Why are you reading this? Are you hoping someone will notice that you read book reviews? Are you looking to get information that can be dropped into a conversation about the book you just “read”? Or will you purposely mention that you only read this book’s review, thinking this will secure acclaim for both your intellect and honesty (as tainted as you know they both are)? Do you wonder if others have as shameful an inner life as yours? William Ian Miller, a professor at the University of Michigan Law School, has written an enjoyable book that asks “To what degree are we all faking it?” At turns erudite and droll, it reads like the collaborative effort of Harold Bloom and Dave Barry.

Well it can’t all be simply a performance can it? How about Thomas Becket wearing that hairshirt underneath his clerical garb? Certainly this private act of penance can lay some claim to purity. But Professor Miller cannot help but wonder if there is still a performance involved, perhaps to God or perhaps to an internal audience – Archbishop Becket’s own self-esteem. In Professor Miller’s view, nothing is untainted, but some things are more tainted than others. Don’t knock the small hypocrisies that we call politeness when the alternative is an uncivil, brutally honest rudeness.

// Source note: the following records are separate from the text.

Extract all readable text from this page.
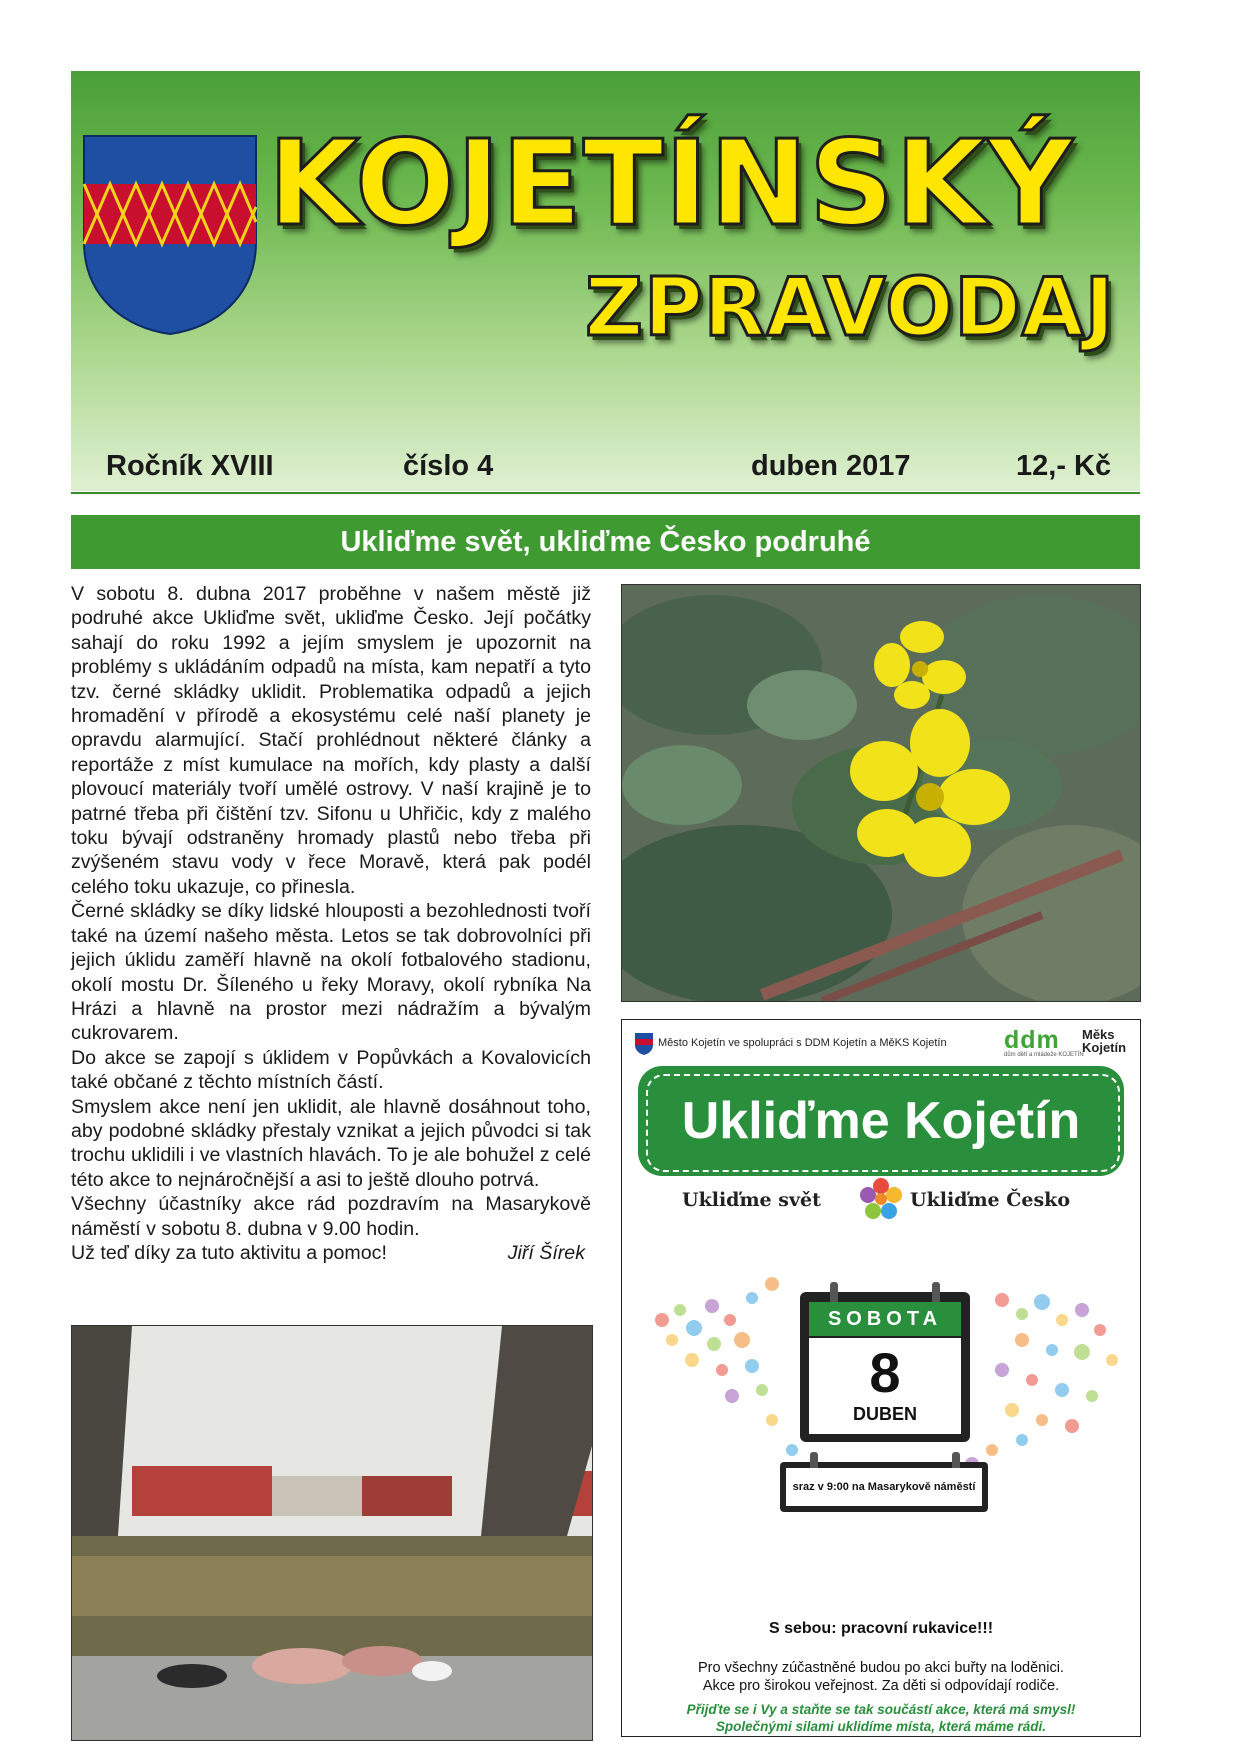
KOJETÍNSKÝ
ZPRAVODAJ
Ročník XVIII	číslo 4	duben 2017	12,- Kč
Ukliďme svět, ukliďme Česko podruhé

V sobotu 8. dubna 2017 proběhne v našem městě již podruhé akce Ukliďme svět, ukliďme Česko. Její počátky sahají do roku 1992 a jejím smyslem je upozornit na problémy s ukládáním odpadů na místa, kam nepatří a tyto tzv. černé skládky uklidit. Problematika odpadů a jejich hromadění v přírodě a ekosystému celé naší planety je opravdu alarmující. Stačí prohlédnout některé články a reportáže z míst kumulace na mořích, kdy plasty a další plovoucí materiály tvoří umělé ostrovy. V naší krajině je to patrné třeba při čištění tzv. Sifonu u Uhřičic, kdy z malého toku bývají odstraněny hromady plastů nebo třeba při zvýšeném stavu vody v řece Moravě, která pak podél celého toku ukazuje, co přinesla.

Černé skládky se díky lidské hlouposti a bezohlednosti tvoří také na území našeho města. Letos se tak dobrovolníci při jejich úklidu zaměří hlavně na okolí fotbalového stadionu, okolí mostu Dr. Šíleného u řeky Moravy, okolí rybníka Na Hrázi a hlavně na prostor mezi nádražím a bývalým cukrovarem.

Do akce se zapojí s úklidem v Popůvkách a Kovalovicích také občané z těchto místních částí.

Smyslem akce není jen uklidit, ale hlavně dosáhnout toho, aby podobné skládky přestaly vznikat a jejich původci si tak trochu uklidili i ve vlastních hlavách. To je ale bohužel z celé této akce to nejnáročnější a asi to ještě dlouho potrvá.

Všechny účastníky akce rád pozdravím na Masarykově náměstí v sobotu 8. dubna v 9.00 hodin.

Už teď díky za tuto aktivitu a pomoc!	Jiří Šírek

Město Kojetín ve spolupráci s DDM Kojetín a MěKS Kojetín ddm
dům dětí a mládeže KOJETÍN
Měks Kojetín
Ukliďme Kojetín
Ukliďme svět	Ukliďme Česko
SOBOTA
8
DUBEN
sraz v 9:00 na Masarykově náměstí
S sebou: pracovní rukavice!!!
Pro všechny zúčastněné budou po akci buřty na loděnici.
Akce pro širokou veřejnost. Za děti si odpovídají rodiče.
Přijďte se i Vy a staňte se tak součástí akce, která má smysl!
Společnými silami uklidíme místa, která máme rádi.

In this frequently autobiographical book Professor Miller searches for his own essence. What is there at his core after all social roles have been stripped away? For Professor Miller it is the primordial Jew. He is proud of 3,000 years of unbroken tradition through pogroms and a holocaust, and deeply bitter over historical and continuing acts of anti-Semitism. The quote from TS Eliot’s Burbank with a Baedeker: Bleistein with a Cigar is particularly disturbing. Never read that one in high school! Yet we wait for the courageous law student to raise her hand and ask “But Professor Miller, suppose you had been adopted at birth into say an Irish Catholic family, never knew of your adoption, and developed great pride in Irish history and culture. Does that mean life’s circumstances prevented you from knowing the essential Mr. Miller, or could it be further evidence that these are all simply roles that we’re assigned? Some playing them well and others not so well.” Hey this could be the 50 point essay question on the final! But the issue is never raised and we’re quickly on to the topic of faking one’s appreciation of nature’s beauty.

I read once that in parts of Japan, people used to precede any description of oneself or one’s actions with the verb “to play.” “I play at going to the market. I play at being a carpenter.” I imagine in the East, where role playing (from Buddhist Dualism to the Hindu concept of Maya) is (was?) so fully integrated into daily life, Professor Miller’s observations might not resonate quite as strongly as they do for us. On the other hand, Eastern traditions certainly ask much harder questions about “faking it” than Professor Miller does. I believe Professor Miller would quite rightly feel it to be the worst kind of posing for him to expound on Eastern religious themes given his cultural and educational background. Faking It is essentially an intellectual thrill ride, complete with scholarly twists and comic spins – certainly worth the price of admission. But at the end, after we unbuckle our seatbelts, we’re safely back where we started.